Rosie

This blog is written by Rosie, a Just Treatment supporter based in London.

At age 23, during the second year of my doctoral studies, my life took a dramatic turn and I found myself going from trainee psychologist to psychiatric patient.

Years of repressed trauma, undiagnosed autism, intense masking, and unhealthy coping mechanisms had built to a crescendo, and I was existing in a constant state of crisis. As a result, I spent much of 2020 -2022 in and out of general and psychiatric hospitals. While the world was locked down I was locked up in the name of my safety.

Despite this, I felt anything but safe while detained. I could write an entire book on the horrors of hospitals and how systemic failings nearly cost me my life, but here I will just share the first time I was detained under the Mental Health Act. While this was one of my shortest admissions lasting just 24 hours -aside from the week I spent in general hospital awaiting a psychiatric bed- it was intensely traumatic and a baptism of fire beginning years in the mental health system.

In December 2020 I was in a general hospital ward, medically fit but unable to leave; I had been detained under section 2 of the Mental Health Act following a suicide attempt and was awaiting a bed in a psychiatric unit where I could be held for up to 28 days. I was terrified, agitated, and still intensely suicidal. I was with a staff member 24/7 due to the risk I posed to myself and I had no idea where or when I would be sent away to the psychiatric hospital. I just had to wait for the bed manager to inform the ward that I had been assigned a bed.
As an autistic individual, I found the unknown immensely distressing. The call eventually came in the middle of the night and everything happened so quickly from that point.  All of a sudden, three strangers dressed in green paramedic-like uniforms were in front of me informing me I had 10 minutes to pack up my things and come with them otherwise they would use force. I was beside myself, I had no idea who these people were or where I was going and absolutely no autonomy.  My distress was fast building to a self-destructive meltdown. I was given a sedative and a pep talk from the nurse on the ward and reluctantly went with the secure transport crew. 

The ride to the new hospital felt like a strange dream. I had been told which hospital I was being sent to, but between the emotional distress, medication, and sudden uprooting in the middle of the night, I had no idea where I was. All I knew is when we stopped I would have to go with the secure ambulance workers or face the use of force. When we arrived I was handed over from the secure ambulance crew to staff from the acute ward. I was taken through a maze of corridors and locked doors and I remember thinking it would be impossible to find my way out. After my belongings had been searched, I was taken through more locked doors to the darkened ward. I was sitting on a plastic mattress in my sterile room trying to make sense of my new reality when another patient burst through the door and lunged towards me. My screams were joined by the sounds of alarms and hurried footsteps as staff came to intervene. I learnt then what was meant by ‘force’, as the other patient was wrestled to the floor and dragged away from me by staff and taken out of my room. 

At that moment the sheer terror I felt was like nothing I had experienced before, all I wanted to do was escape.

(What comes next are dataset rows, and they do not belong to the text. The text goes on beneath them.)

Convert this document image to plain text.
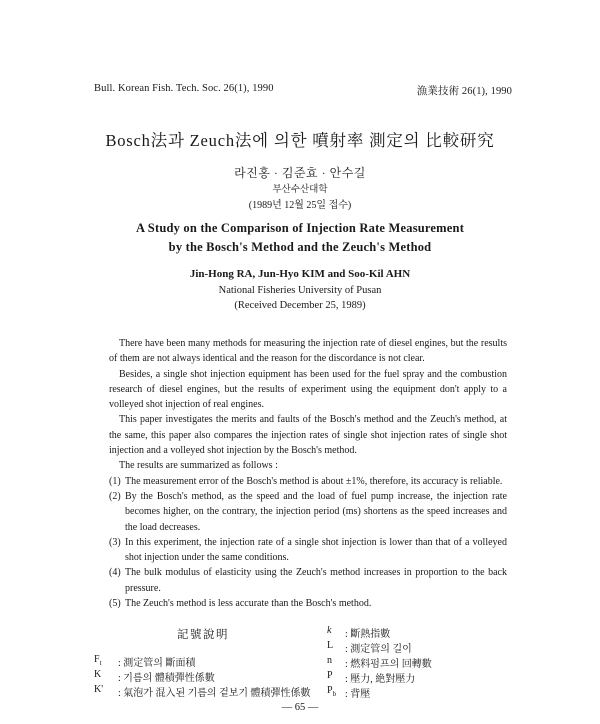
Bull. Korean Fish. Tech. Soc. 26(1), 1990	漁業技術 26(1), 1990
Bosch法과 Zeuch法에 의한 噴射率 測定의 比較研究
라진홍 · 김준효 · 안수길
부산수산대학
(1989년 12월 25일 접수)
A Study on the Comparison of Injection Rate Measurement
by the Bosch's Method and the Zeuch's Method
Jin-Hong RA, Jun-Hyo KIM and Soo-Kil AHN
National Fisheries University of Pusan
(Received December 25, 1989)

There have been many methods for measuring the injection rate of diesel engines, but the results of them are not always identical and the reason for the discordance is not clear.

Besides, a single shot injection equipment has been used for the fuel spray and the combustion research of diesel engines, but the results of experiment using the equipment don't apply to a volleyed shot injection of real engines.

This paper investigates the merits and faults of the Bosch's method and the Zeuch's method, at the same, this paper also compares the injection rates of single shot injection rates of single shot injection and a volleyed shot injection by the Bosch's method.

The results are summarized as follows :

(1) The measurement error of the Bosch's method is about ±1%, therefore, its accuracy is reliable.

(2) By the Bosch's method, as the speed and the load of fuel pump increase, the injection rate becomes higher, on the contrary, the injection period (ms) shortens as the speed increases and the load decreases.

(3) In this experiment, the injection rate of a single shot injection is lower than that of a volleyed shot injection under the same conditions.

(4) The bulk modulus of elasticity using the Zeuch's method increases in proportion to the back pressure.

(5) The Zeuch's method is less accurate than the Bosch's method.

記號說明
$F_t$ : 測定管의 斷面積
K : 기름의 體積彈性係數
K' : 氣泡가 混入된 기름의 겉보기 體積彈性係數
k : 斷熱指數
L : 測定管의 길이
n : 燃料펌프의 回轉數
P : 壓力, 絶對壓力
$P_b$ : 背壓
— 65 —
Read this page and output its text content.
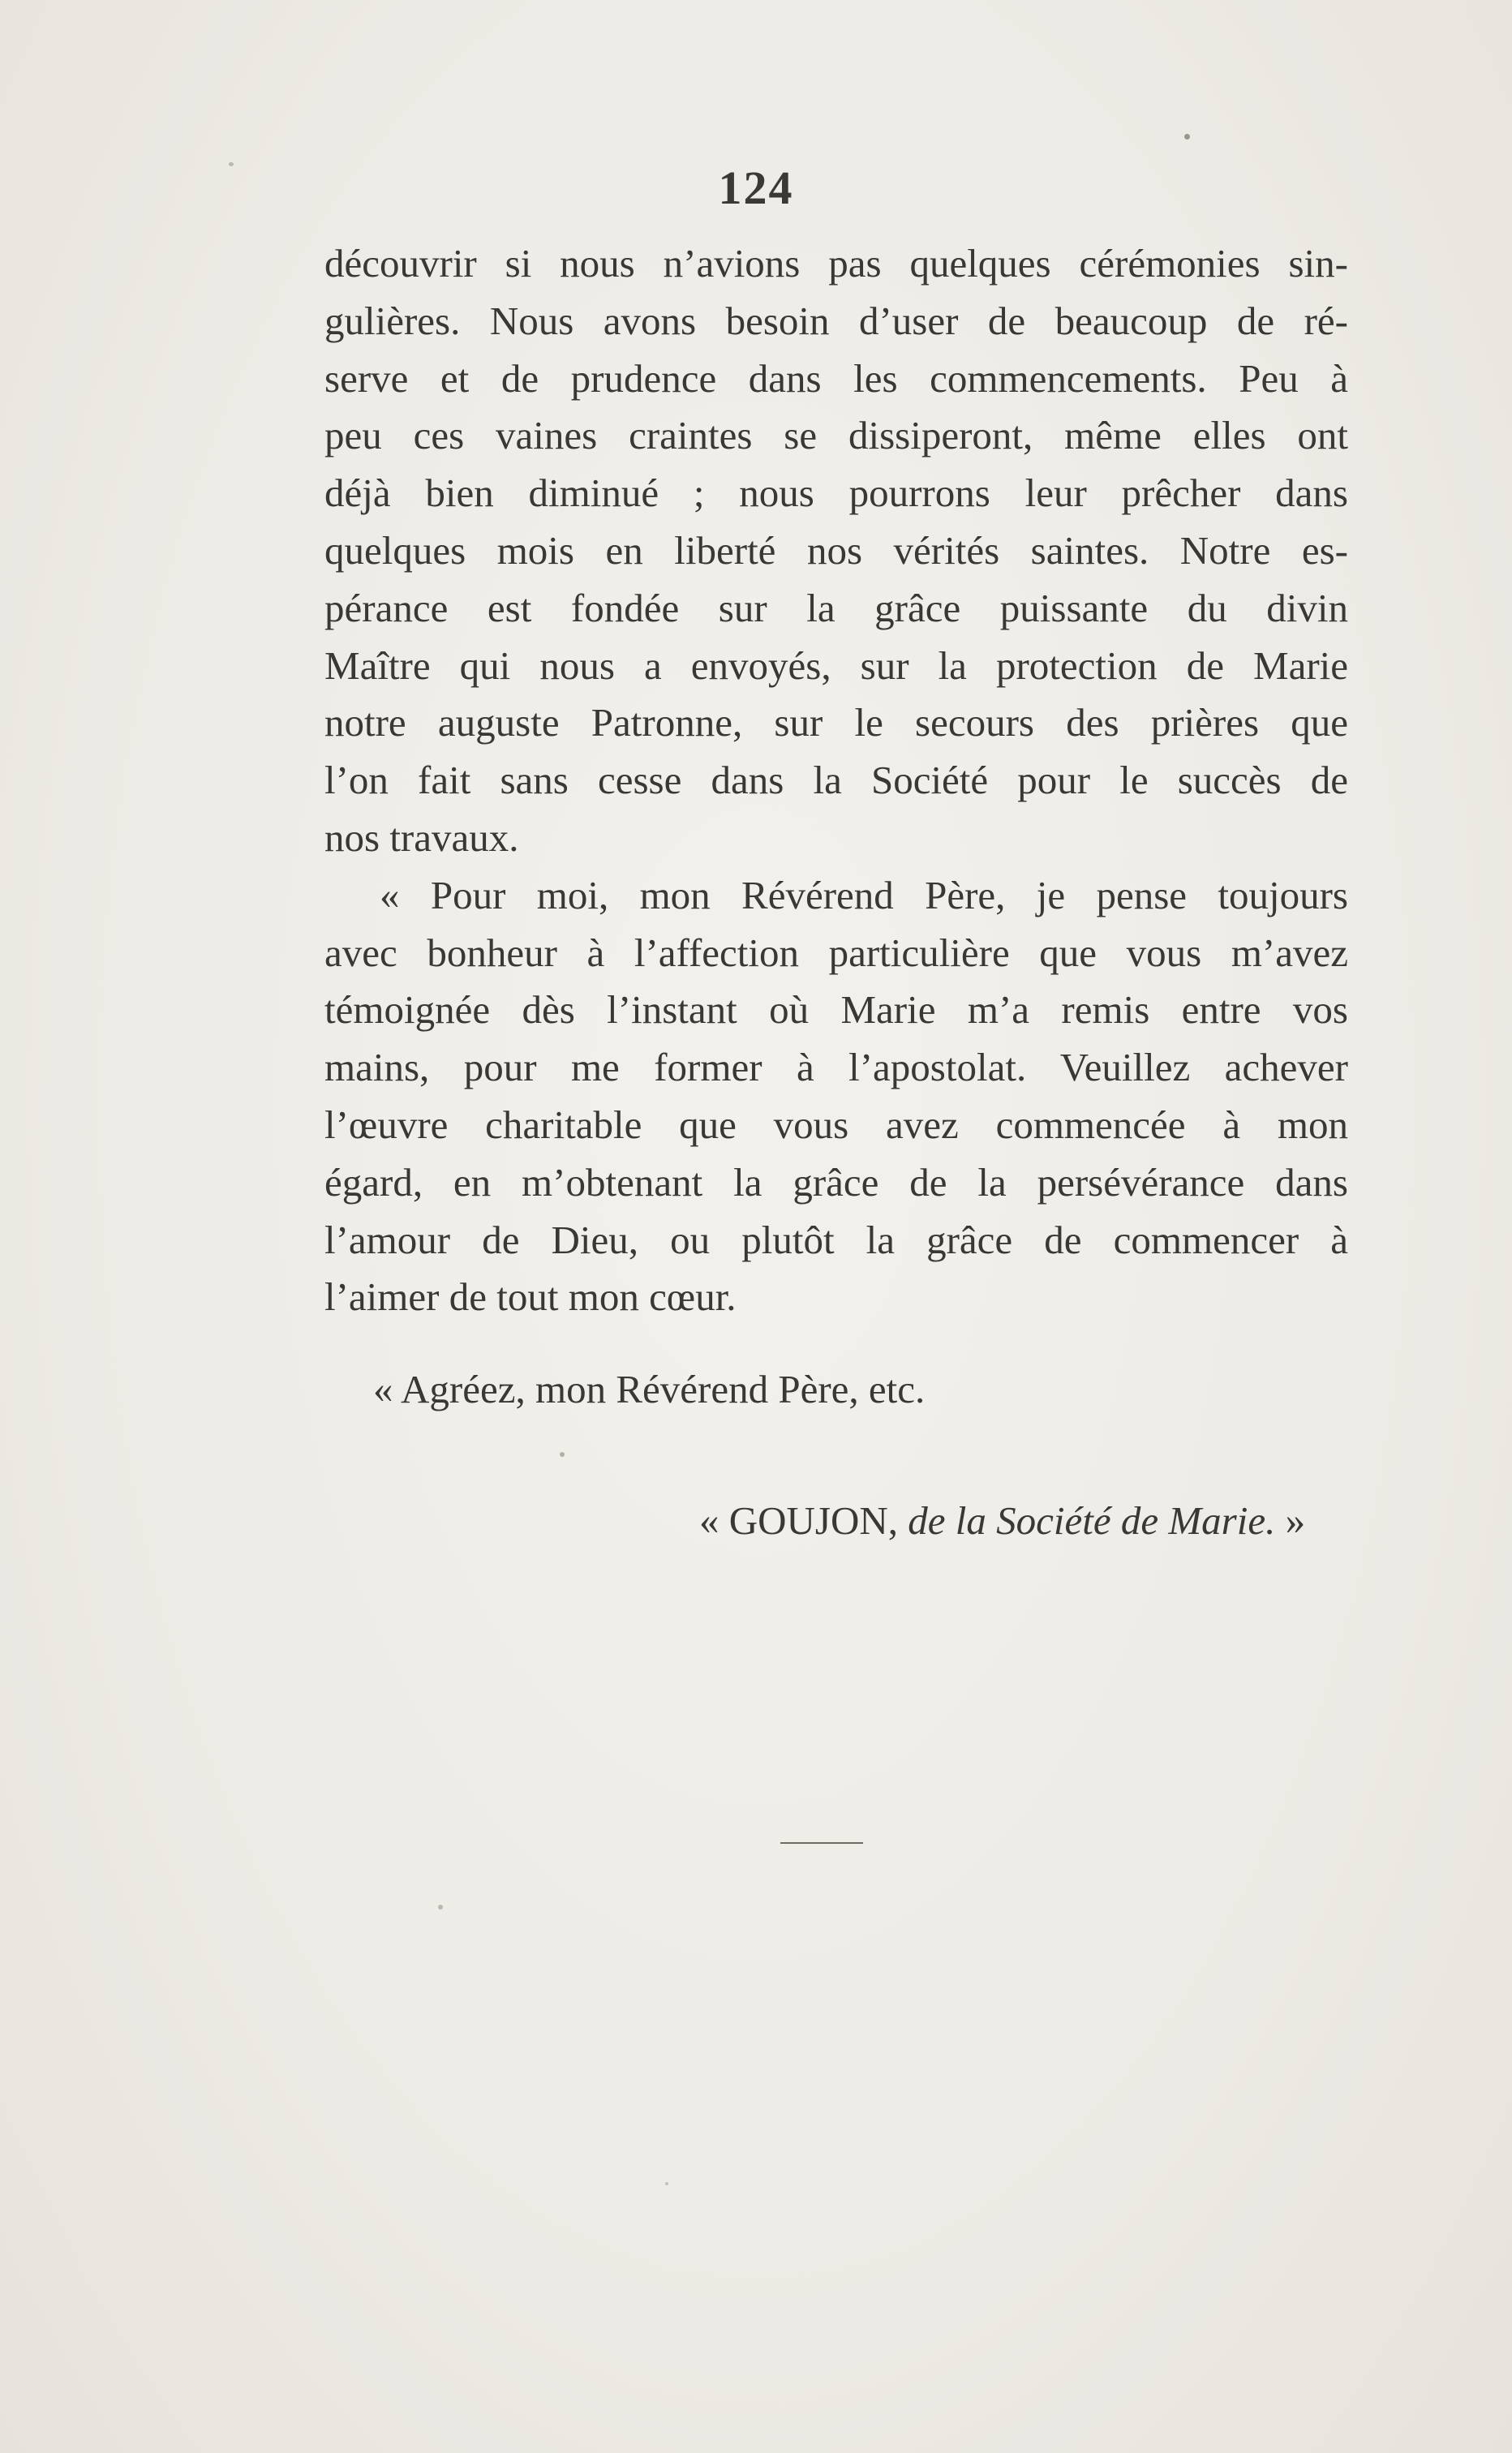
124
découvrir si nous n’avions pas quelques cérémonies sin-
gulières. Nous avons besoin d’user de beaucoup de ré-
serve et de prudence dans les commencements. Peu à
peu ces vaines craintes se dissiperont, même elles ont
déjà bien diminué ; nous pourrons leur prêcher dans
quelques mois en liberté nos vérités saintes. Notre es-
pérance est fondée sur la grâce puissante du divin
Maître qui nous a envoyés, sur la protection de Marie
notre auguste Patronne, sur le secours des prières que
l’on fait sans cesse dans la Société pour le succès de
nos travaux.
« Pour moi, mon Révérend Père, je pense toujours
avec bonheur à l’affection particulière que vous m’avez
témoignée dès l’instant où Marie m’a remis entre vos
mains, pour me former à l’apostolat. Veuillez achever
l’œuvre charitable que vous avez commencée à mon
égard, en m’obtenant la grâce de la persévérance dans
l’amour de Dieu, ou plutôt la grâce de commencer à
l’aimer de tout mon cœur.
« Agréez, mon Révérend Père, etc.
« GOUJON, de la Société de Marie. »
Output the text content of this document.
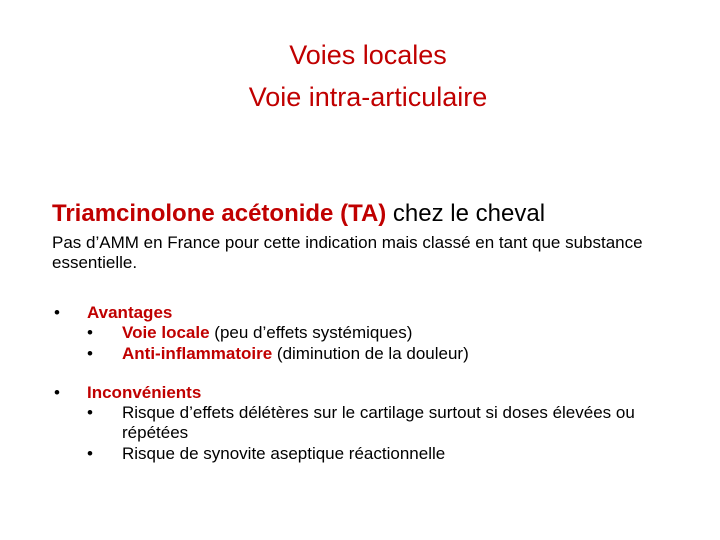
Voies locales
Voie intra-articulaire
Triamcinolone acétonide (TA) chez le cheval

Pas d’AMM en France pour cette indication mais classé en tant que substance essentielle.

• Avantages
• Voie locale (peu d’effets systémiques)
• Anti-inflammatoire (diminution de la douleur)
• Inconvénients
• Risque d’effets délétères sur le cartilage surtout si doses élevées ou répétées
• Risque de synovite aseptique réactionnelle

I left my room in an effort to find a way out but was met with locked doors and dark confusing corridors. I remember becoming overwhelmed with terror and falling to the floor while screaming uncontrollably. I was approached by a member of staff who told me if I kept screaming he would put me in seclusion. He sat me at the nurses' desk and handed me a colouring book. While I was attempting to self-regulate, he started pointing out individual self-injury scars on my arm, commenting on the severity and asking how many stitches they had each required. I couldn’t help but wonder why on earth he was so interested in the specific details of my history of self-injury, but with the threat of seclusion and the use of force fresh in my mind I simply answered his questions and continued to colour. 

My ordeal at this ward came to an abrupt end the next day. I finally had the opportunity to see the consultant and hopefully get some idea of what exactly was happening to me and what treatment or support I could get so I could return to my life. 

I was given no answers. I was given no new support. I was ignored when I raised questions about my new diagnosis and instead was told that people with Emotionally Unstable Personality Disorder don’t do well in hospital. I was discharged that same day with no discharge support. I had endured an intensely traumatic 24 hours for nothing. There was no hope. The path my madness had taken me down seemed to only have two destinations: detention or death. My very unwell brain took the horrors of hospital as evidence that I needed to ensure I ended up at the latter destination and less than 2 months after my discharge I very nearly lost my life to suicide.

Unfortunately this was not my only experience in hospital and I would go on to have a further 4 admissions, all while detained under the mental health act. I am now happily almost 2 years out of hospital, but my experiences there still impact me every day. Patients in psychiatric hospitals are punished, sedated, restrained, and forgotten. The general public needs to be made aware of what goes on behind the walls that hold some of the most vulnerable people in society. Let's talk about the systematic abuse of mental health patients. Let's talk about what actually happens when you ask for help.  Let’s demand a radical change.